Future Applications and Development
The modular design of ABC technology allows for easy adaptation to different cancer types by incorporating different targeting antibodies. More than 100 antibodies have been approved to treat cancer and other diseases, and theoretically any of these could be conjugated to create targeted therapies.
The research team plans to explore combination therapies using drugs with different mechanisms of action, potentially including immunotherapy drugs such as STING activators. They are also working on incorporating antibodies targeting EGFR, which is widely expressed in many tumors.

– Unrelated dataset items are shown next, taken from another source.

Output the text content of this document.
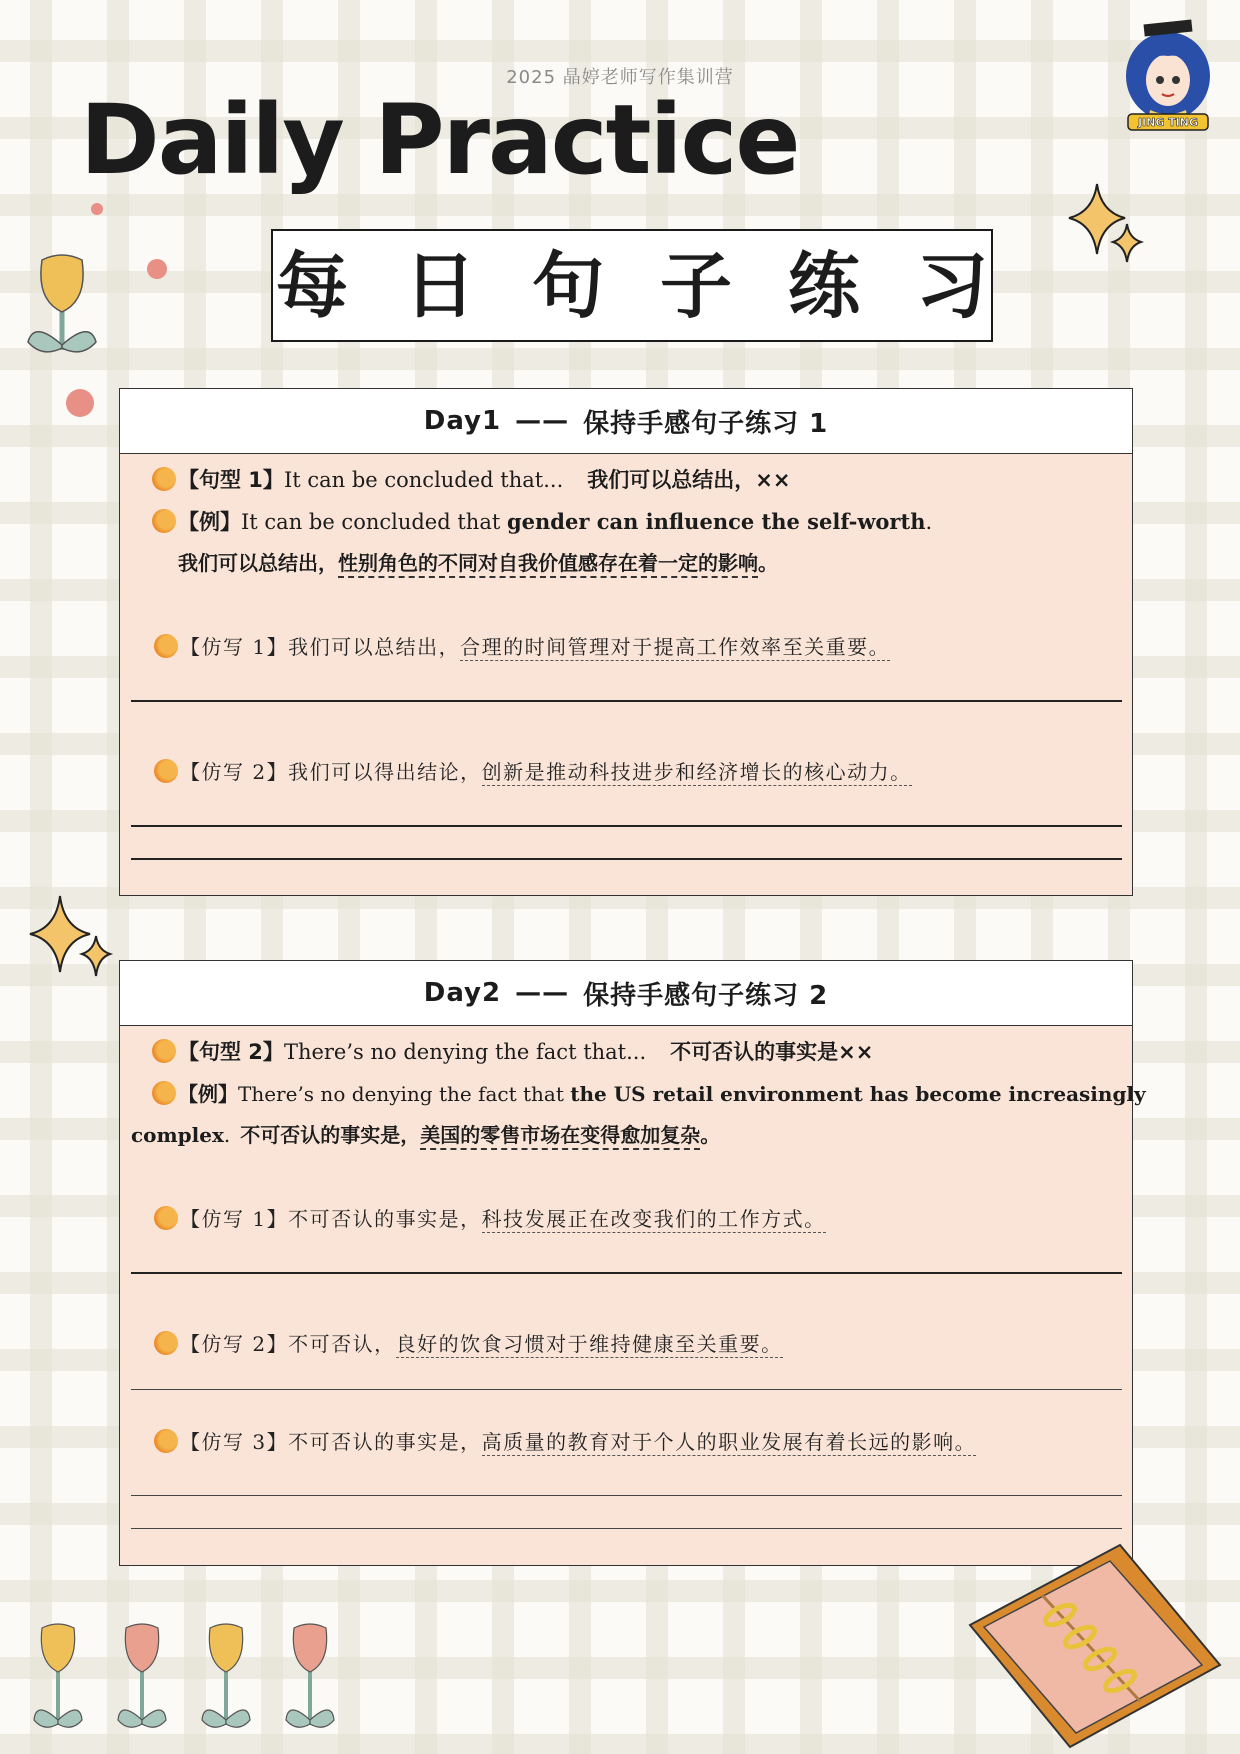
2025 晶婷老师写作集训营
Daily Practice
每日句子练习
JING TING
Day1 —— 保持手感句子练习 1
【句型 1】It can be concluded that... 我们可以总结出，××
【例】It can be concluded that gender can influence the self-worth.
我们可以总结出，性别角色的不同对自我价值感存在着一定的影响。
【仿写 1】我们可以总结出，合理的时间管理对于提高工作效率至关重要。
【仿写 2】我们可以得出结论，创新是推动科技进步和经济增长的核心动力。
Day2 —— 保持手感句子练习 2
【句型 2】There’s no denying the fact that... 不可否认的事实是××
【例】There’s no denying the fact that the US retail environment has become increasingly
complex. 不可否认的事实是，美国的零售市场在变得愈加复杂。
【仿写 1】不可否认的事实是，科技发展正在改变我们的工作方式。
【仿写 2】不可否认，良好的饮食习惯对于维持健康至关重要。
【仿写 3】不可否认的事实是，高质量的教育对于个人的职业发展有着长远的影响。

The versatility of the platform extends beyond drug delivery, as the bottlebrush structure can also incorporate imaging agents for real-time therapeutic tracking and photocatalysts for proximity-based labeling to study cellular interactions.
This research, funded by the National Institutes of Health, the Ludwig Center at MIT, and the Koch Institute Frontier Research Program, represents a significant step forward in precision oncology, potentially overcoming longstanding limitations of current antibody-drug conjugate technologies.